Another random thought: at boot, config parsing is bracketed between the failsafe mechanism.

That's no longer the case when updating configs. Should we care?

(I say that because I did manage to busy-loop nickel when breaking the linked list stuff ^^).

pgaskin commented 4 years ago

That's no longer the case when updating configs. Should we care?

I originally thought of that (hence the now-reverted instant failsafe destruction commit), but I decided against it, as it would mean I need a mutex to ensure the failsafe isn't already running, and if it was going to crash, it would do it during the initial parsing, which would trigger the failsafe. And, if it did happen to cause issues only after the first parse (i.e. when the menu is opened), NM can be uninstalled manually by connecting via USB or telnet without using the menu. Does this seem reasonable?

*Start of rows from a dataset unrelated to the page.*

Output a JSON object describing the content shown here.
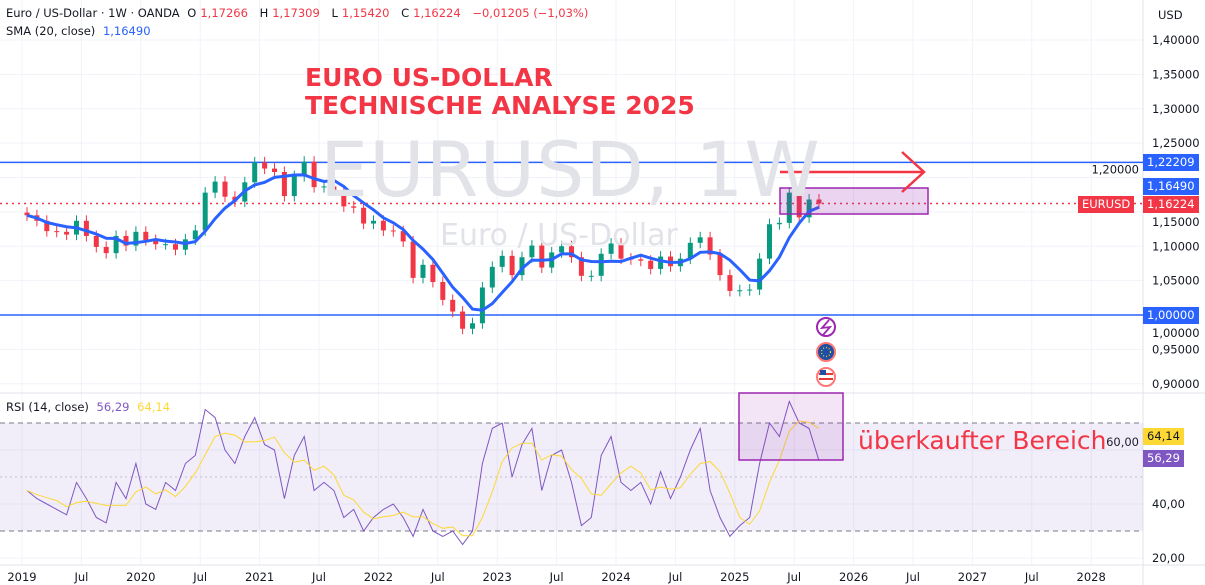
{
  "legend": {
    "symbol": "Euro / US-Dollar · 1W · OANDA",
    "o_label": "O",
    "o": "1,17266",
    "h_label": "H",
    "h": "1,17309",
    "l_label": "L",
    "l": "1,15420",
    "c_label": "C",
    "c": "1,16224",
    "change": "−0,01205 (−1,03%)",
    "sma_label": "SMA (20, close)",
    "sma_value": "1,16490",
    "rsi_label": "RSI (14, close)",
    "rsi_value": "56,29",
    "rsi_ma_value": "64,14"
  },
  "currency": "USD",
  "watermark": {
    "symbol": "EURUSD, 1W",
    "name": "Euro / US-Dollar"
  },
  "annotations": {
    "title_line1": "EURO US-DOLLAR",
    "title_line2": "TECHNISCHE ANALYSE 2025",
    "overbought": "überkaufter Bereich"
  },
  "price_tags": {
    "resistance": "1,22209",
    "sma": "1,16490",
    "symbol": "EURUSD",
    "last": "1,16224",
    "support": "1,00000",
    "rsi_ma": "64,14",
    "rsi": "56,29"
  },
  "colors": {
    "up": "#089981",
    "down": "#f23645",
    "sma": "#2962ff",
    "rsi": "#7e57c2",
    "rsi_ma": "#fdd835",
    "level": "#2962ff",
    "box": "#9c27b0"
  },
  "icons": [
    "lightning-event-icon",
    "eu-flag-icon",
    "us-flag-icon"
  ],
  "chart_data": {
    "type": "candlestick",
    "start": "2019-01",
    "interval": "1M (approximation of 1W chart)",
    "close": [
      1.145,
      1.137,
      1.122,
      1.121,
      1.117,
      1.137,
      1.115,
      1.099,
      1.09,
      1.115,
      1.101,
      1.121,
      1.109,
      1.103,
      1.103,
      1.095,
      1.11,
      1.123,
      1.178,
      1.194,
      1.172,
      1.165,
      1.193,
      1.222,
      1.213,
      1.208,
      1.173,
      1.202,
      1.223,
      1.186,
      1.187,
      1.181,
      1.158,
      1.156,
      1.133,
      1.137,
      1.123,
      1.122,
      1.107,
      1.054,
      1.073,
      1.048,
      1.022,
      1.005,
      0.98,
      0.988,
      1.04,
      1.07,
      1.086,
      1.058,
      1.084,
      1.101,
      1.069,
      1.091,
      1.1,
      1.084,
      1.057,
      1.057,
      1.089,
      1.104,
      1.082,
      1.081,
      1.079,
      1.067,
      1.085,
      1.071,
      1.082,
      1.105,
      1.113,
      1.088,
      1.058,
      1.035,
      1.036,
      1.037,
      1.082,
      1.132,
      1.134,
      1.178,
      1.142,
      1.168,
      1.162
    ],
    "rsi": [
      45,
      42,
      40,
      38,
      36,
      48,
      42,
      35,
      33,
      48,
      42,
      55,
      40,
      38,
      48,
      45,
      55,
      58,
      75,
      72,
      60,
      55,
      65,
      72,
      62,
      60,
      42,
      58,
      65,
      45,
      48,
      45,
      35,
      38,
      30,
      35,
      38,
      40,
      35,
      28,
      38,
      30,
      28,
      30,
      25,
      30,
      55,
      68,
      70,
      50,
      62,
      68,
      45,
      58,
      60,
      48,
      32,
      35,
      58,
      65,
      48,
      45,
      48,
      40,
      52,
      42,
      50,
      60,
      68,
      45,
      35,
      28,
      32,
      35,
      55,
      70,
      65,
      78,
      70,
      68,
      56
    ],
    "levels": [
      1.22209,
      1.0
    ],
    "last_price": 1.16224,
    "y_ticks": [
      "1,40000",
      "1,35000",
      "1,30000",
      "1,25000",
      "1,20000",
      "1,15000",
      "1,10000",
      "1,05000",
      "1,00000",
      "0,95000",
      "0,90000"
    ],
    "y_tick_values": [
      1.4,
      1.35,
      1.3,
      1.25,
      1.2,
      1.15,
      1.1,
      1.05,
      1.0,
      0.95,
      0.9
    ],
    "rsi_ticks": [
      "60,00",
      "40,00",
      "20,00"
    ],
    "rsi_tick_values": [
      60,
      40,
      20
    ],
    "rsi_bands": [
      70,
      30
    ],
    "x_ticks": [
      "2019",
      "Jul",
      "2020",
      "Jul",
      "2021",
      "Jul",
      "2022",
      "Jul",
      "2023",
      "Jul",
      "2024",
      "Jul",
      "2025",
      "Jul",
      "2026",
      "Jul",
      "2027",
      "Jul",
      "2028"
    ],
    "ylim": [
      0.88,
      1.42
    ]
  }
}
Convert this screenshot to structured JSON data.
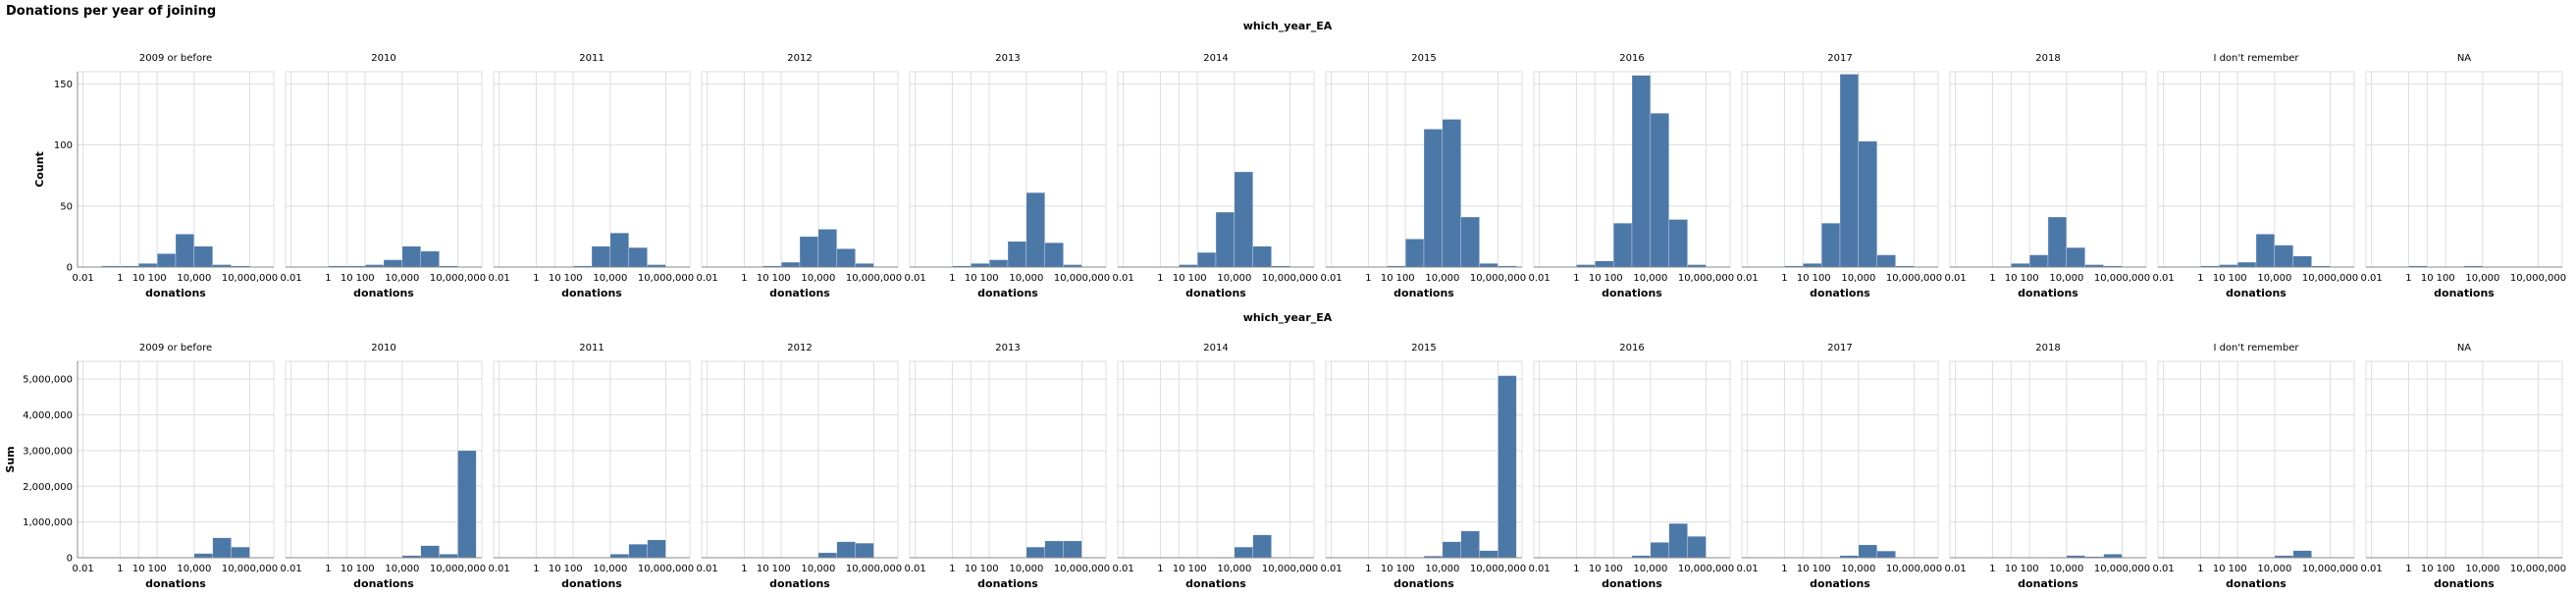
{
  "title": "Donations per year of joining",
  "chart_data": {
    "type": "bar",
    "title": "Donations per year of joining",
    "facet_title": "which_year_EA",
    "facets": [
      "2009 or before",
      "2010",
      "2011",
      "2012",
      "2013",
      "2014",
      "2015",
      "2016",
      "2017",
      "2018",
      "I don't remember",
      "NA"
    ],
    "xlabel": "donations",
    "x_scale": "log",
    "x_ticks": [
      "0.01",
      "1",
      "10",
      "100",
      "10,000",
      "10,000,000"
    ],
    "x_tick_values": [
      0.01,
      1,
      10,
      100,
      10000,
      10000000
    ],
    "bin_edges_log10": [
      -2,
      -1,
      0,
      1,
      2,
      3,
      4,
      5,
      6,
      7,
      8
    ],
    "grid": true,
    "color": "#4c78a8",
    "rows": [
      {
        "ylabel": "Count",
        "ylim": [
          0,
          160
        ],
        "y_ticks": [
          "0",
          "50",
          "100",
          "150"
        ],
        "y_tick_values": [
          0,
          50,
          100,
          150
        ],
        "series": [
          {
            "name": "2009 or before",
            "values": [
              0,
              1,
              1,
              3,
              11,
              27,
              17,
              2,
              1,
              0
            ]
          },
          {
            "name": "2010",
            "values": [
              0,
              0,
              1,
              1,
              2,
              6,
              17,
              13,
              1,
              0
            ]
          },
          {
            "name": "2011",
            "values": [
              0,
              0,
              0,
              0,
              1,
              17,
              28,
              16,
              2,
              0
            ]
          },
          {
            "name": "2012",
            "values": [
              0,
              0,
              0,
              1,
              4,
              25,
              31,
              15,
              3,
              0
            ]
          },
          {
            "name": "2013",
            "values": [
              0,
              0,
              1,
              3,
              6,
              21,
              61,
              20,
              2,
              0
            ]
          },
          {
            "name": "2014",
            "values": [
              0,
              0,
              0,
              2,
              12,
              45,
              78,
              17,
              1,
              0
            ]
          },
          {
            "name": "2015",
            "values": [
              0,
              0,
              0,
              1,
              23,
              113,
              121,
              41,
              3,
              1
            ]
          },
          {
            "name": "2016",
            "values": [
              0,
              0,
              2,
              5,
              36,
              157,
              126,
              39,
              2,
              0
            ]
          },
          {
            "name": "2017",
            "values": [
              0,
              0,
              1,
              3,
              36,
              158,
              103,
              10,
              1,
              0
            ]
          },
          {
            "name": "2018",
            "values": [
              0,
              0,
              0,
              3,
              10,
              41,
              16,
              2,
              1,
              0
            ]
          },
          {
            "name": "I don't remember",
            "values": [
              0,
              0,
              1,
              2,
              4,
              27,
              18,
              9,
              1,
              0
            ]
          },
          {
            "name": "NA",
            "values": [
              0,
              0,
              1,
              0,
              0,
              1,
              0,
              0,
              0,
              0
            ]
          }
        ]
      },
      {
        "ylabel": "Sum",
        "ylim": [
          0,
          5500000
        ],
        "y_ticks": [
          "0",
          "1,000,000",
          "2,000,000",
          "3,000,000",
          "4,000,000",
          "5,000,000"
        ],
        "y_tick_values": [
          0,
          1000000,
          2000000,
          3000000,
          4000000,
          5000000
        ],
        "series": [
          {
            "name": "2009 or before",
            "values": [
              0,
              0,
              0,
              0,
              0,
              0,
              120000,
              560000,
              300000,
              0
            ]
          },
          {
            "name": "2010",
            "values": [
              0,
              0,
              0,
              0,
              0,
              5000,
              60000,
              340000,
              100000,
              3000000
            ]
          },
          {
            "name": "2011",
            "values": [
              0,
              0,
              0,
              0,
              0,
              5000,
              100000,
              380000,
              500000,
              0
            ]
          },
          {
            "name": "2012",
            "values": [
              0,
              0,
              0,
              0,
              0,
              8000,
              140000,
              450000,
              410000,
              0
            ]
          },
          {
            "name": "2013",
            "values": [
              0,
              0,
              0,
              0,
              0,
              10000,
              300000,
              470000,
              470000,
              0
            ]
          },
          {
            "name": "2014",
            "values": [
              0,
              0,
              0,
              0,
              0,
              15000,
              300000,
              640000,
              0,
              0
            ]
          },
          {
            "name": "2015",
            "values": [
              0,
              0,
              0,
              0,
              1000,
              50000,
              450000,
              750000,
              200000,
              5100000
            ]
          },
          {
            "name": "2016",
            "values": [
              0,
              0,
              0,
              0,
              2000,
              60000,
              430000,
              960000,
              600000,
              0
            ]
          },
          {
            "name": "2017",
            "values": [
              0,
              0,
              0,
              0,
              1000,
              60000,
              360000,
              190000,
              0,
              0
            ]
          },
          {
            "name": "2018",
            "values": [
              0,
              0,
              0,
              0,
              0,
              15000,
              60000,
              30000,
              100000,
              0
            ]
          },
          {
            "name": "I don't remember",
            "values": [
              0,
              0,
              0,
              0,
              0,
              10000,
              60000,
              200000,
              0,
              0
            ]
          },
          {
            "name": "NA",
            "values": [
              0,
              0,
              0,
              0,
              0,
              0,
              1000,
              0,
              0,
              0
            ]
          }
        ]
      }
    ]
  }
}
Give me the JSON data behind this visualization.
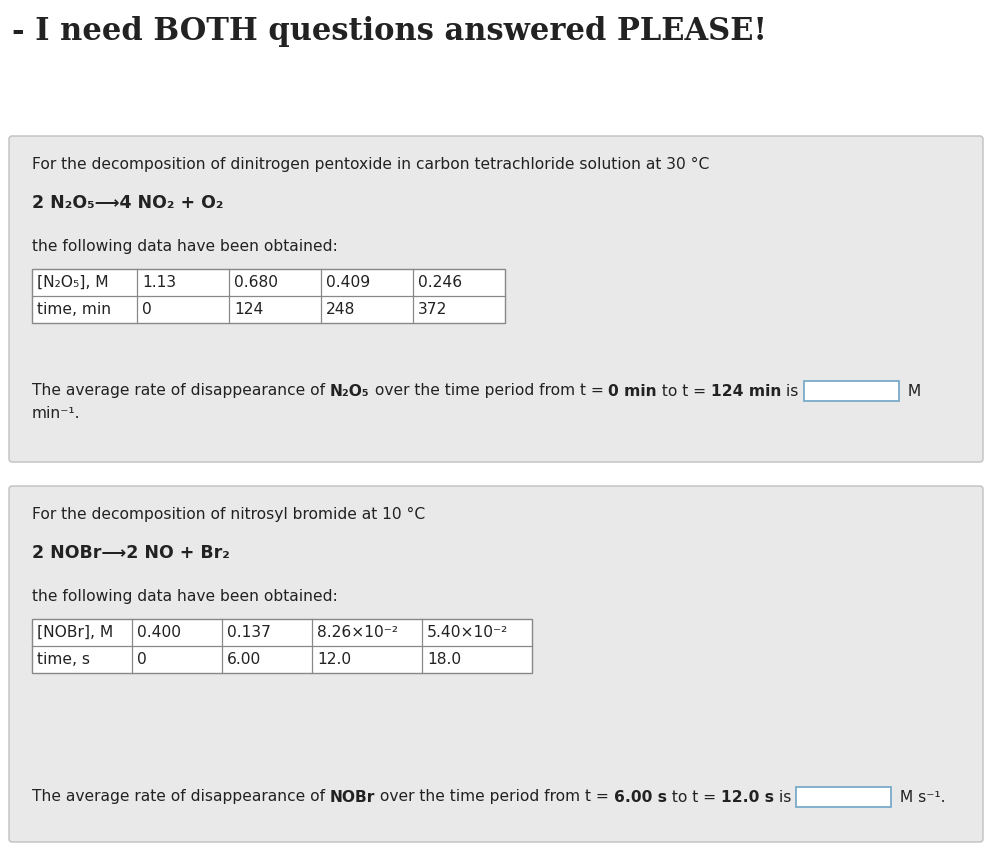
{
  "title": "- I need BOTH questions answered PLEASE!",
  "bg_color": "#ffffff",
  "panel_bg": "#e9e9e9",
  "panel_edge": "#c0c0c0",
  "text_color": "#222222",
  "table_bg": "#ffffff",
  "table_edge": "#888888",
  "box_edge": "#7aaac8",
  "panel1_intro": "For the decomposition of dinitrogen pentoxide in carbon tetrachloride solution at 30 °C",
  "panel1_equation": "2 N₂O₅⟶4 NO₂ + O₂",
  "panel1_data_intro": "the following data have been obtained:",
  "panel1_row1_label": "[N₂O₅], M",
  "panel1_row1_values": [
    "1.13",
    "0.680",
    "0.409",
    "0.246"
  ],
  "panel1_row2_label": "time, min",
  "panel1_row2_values": [
    "0",
    "124",
    "248",
    "372"
  ],
  "panel2_intro": "For the decomposition of nitrosyl bromide at 10 °C",
  "panel2_equation": "2 NOBr⟶2 NO + Br₂",
  "panel2_data_intro": "the following data have been obtained:",
  "panel2_row1_label": "[NOBr], M",
  "panel2_row1_values": [
    "0.400",
    "0.137",
    "8.26×10⁻²",
    "5.40×10⁻²"
  ],
  "panel2_row2_label": "time, s",
  "panel2_row2_values": [
    "0",
    "6.00",
    "12.0",
    "18.0"
  ],
  "fs_title": 22,
  "fs_body": 11.2,
  "fs_eq": 12.5
}
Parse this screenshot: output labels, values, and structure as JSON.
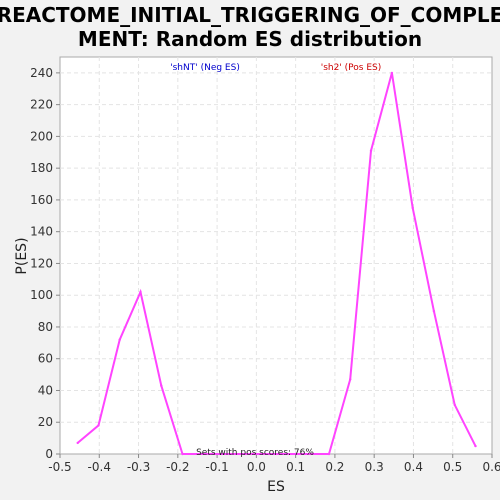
{
  "chart_data": {
    "type": "line",
    "title_lines": [
      "REACTOME_INITIAL_TRIGGERING_OF_COMPLE",
      "MENT: Random ES distribution"
    ],
    "xlabel": "ES",
    "ylabel": "P(ES)",
    "xlim": [
      -0.5,
      0.6
    ],
    "ylim": [
      0,
      250
    ],
    "x_ticks": [
      -0.5,
      -0.4,
      -0.3,
      -0.2,
      -0.1,
      0.0,
      0.1,
      0.2,
      0.3,
      0.4,
      0.5,
      0.6
    ],
    "x_tick_labels": [
      "-0.5",
      "-0.4",
      "-0.3",
      "-0.2",
      "-0.1",
      "0.0",
      "0.1",
      "0.2",
      "0.3",
      "0.4",
      "0.5",
      "0.6"
    ],
    "y_ticks": [
      0,
      20,
      40,
      60,
      80,
      100,
      120,
      140,
      160,
      180,
      200,
      220,
      240
    ],
    "y_tick_labels": [
      "0",
      "20",
      "40",
      "60",
      "80",
      "100",
      "120",
      "140",
      "160",
      "180",
      "200",
      "220",
      "240"
    ],
    "grid": true,
    "legend": [
      {
        "label": "'shNT' (Neg ES)",
        "color": "#0000cc"
      },
      {
        "label": "'sh2' (Pos ES)",
        "color": "#cc0000"
      }
    ],
    "annotation": "Sets with pos scores: 76%",
    "series": [
      {
        "color": "#ff44ff",
        "x": [
          -0.455,
          -0.402,
          -0.348,
          -0.295,
          -0.242,
          -0.188,
          0.185,
          0.239,
          0.292,
          0.345,
          0.398,
          0.452,
          0.505,
          0.558
        ],
        "y": [
          7,
          18,
          72,
          102,
          43,
          0,
          0,
          47,
          191,
          240,
          155,
          90,
          31,
          5
        ]
      }
    ]
  }
}
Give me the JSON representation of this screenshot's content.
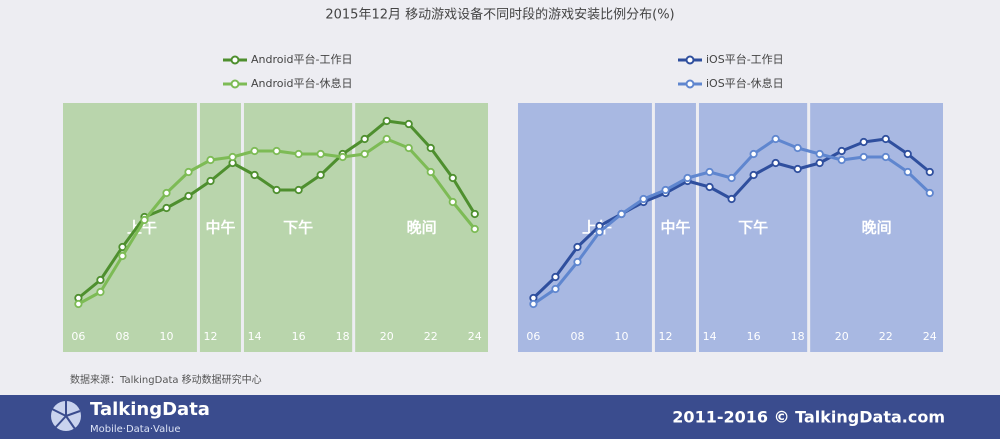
{
  "header": {
    "title": "2015年12月  移动游戏设备不同时段的游戏安装比例分布(%)"
  },
  "source": "数据来源：TalkingData   移动数据研究中心",
  "footer": {
    "brand": "TalkingData",
    "slogan": "Mobile·Data·Value",
    "copyright": "2011-2016 © TalkingData.com"
  },
  "chart_data": [
    {
      "type": "line",
      "background": "#b9d5ac",
      "x": [
        6,
        7,
        8,
        9,
        10,
        11,
        12,
        13,
        14,
        15,
        16,
        17,
        18,
        19,
        20,
        21,
        22,
        23,
        24
      ],
      "xlim": [
        5.3,
        24.6
      ],
      "ylim": [
        0,
        8.3
      ],
      "xticks": [
        {
          "value": 6,
          "label": "06"
        },
        {
          "value": 8,
          "label": "08"
        },
        10,
        12,
        14,
        16,
        18,
        20,
        22,
        24
      ],
      "annotations": [
        "上午",
        "中午",
        "下午",
        "晚间"
      ],
      "series": [
        {
          "name": "Android平台-工作日",
          "color": "#4e8f2e",
          "values": [
            1.8,
            2.4,
            3.5,
            4.5,
            4.8,
            5.2,
            5.7,
            6.3,
            5.9,
            5.4,
            5.4,
            5.9,
            6.6,
            7.1,
            7.7,
            7.6,
            6.8,
            5.8,
            4.6
          ]
        },
        {
          "name": "Android平台-休息日",
          "color": "#7dbb55",
          "values": [
            1.6,
            2.0,
            3.2,
            4.4,
            5.3,
            6.0,
            6.4,
            6.5,
            6.7,
            6.7,
            6.6,
            6.6,
            6.5,
            6.6,
            7.1,
            6.8,
            6.0,
            5.0,
            4.1
          ]
        }
      ]
    },
    {
      "type": "line",
      "background": "#a8b8e2",
      "x": [
        6,
        7,
        8,
        9,
        10,
        11,
        12,
        13,
        14,
        15,
        16,
        17,
        18,
        19,
        20,
        21,
        22,
        23,
        24
      ],
      "xlim": [
        5.3,
        24.6
      ],
      "ylim": [
        0,
        8.3
      ],
      "xticks": [
        {
          "value": 6,
          "label": "06"
        },
        {
          "value": 8,
          "label": "08"
        },
        10,
        12,
        14,
        16,
        18,
        20,
        22,
        24
      ],
      "annotations": [
        "上午",
        "中午",
        "下午",
        "晚间"
      ],
      "series": [
        {
          "name": "iOS平台-工作日",
          "color": "#2f4f9e",
          "values": [
            1.8,
            2.5,
            3.5,
            4.2,
            4.6,
            5.0,
            5.3,
            5.7,
            5.5,
            5.1,
            5.9,
            6.3,
            6.1,
            6.3,
            6.7,
            7.0,
            7.1,
            6.6,
            6.0
          ]
        },
        {
          "name": "iOS平台-休息日",
          "color": "#5f86cf",
          "values": [
            1.6,
            2.1,
            3.0,
            4.0,
            4.6,
            5.1,
            5.4,
            5.8,
            6.0,
            5.8,
            6.6,
            7.1,
            6.8,
            6.6,
            6.4,
            6.5,
            6.5,
            6.0,
            5.3
          ]
        }
      ]
    }
  ]
}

NiLuJe commented 4 years ago

@geek1011: Nope, sounds good.

In any case, if an uncaught bug does cause an issue during a config update, Nickel will softlock, which means sickel will reboot the device. Since the device was essentially unusable, the configs won't have been touched, at which point they'll trigger the exact same issue during the newt boot, except this time it'll be during the failsafe window, so, everybody wins ;).

It essentially boils down to simply needing two reboots instead of one to "fix" it by self-destruct.

EDIT: Which is what you just said :D. It's late ^^.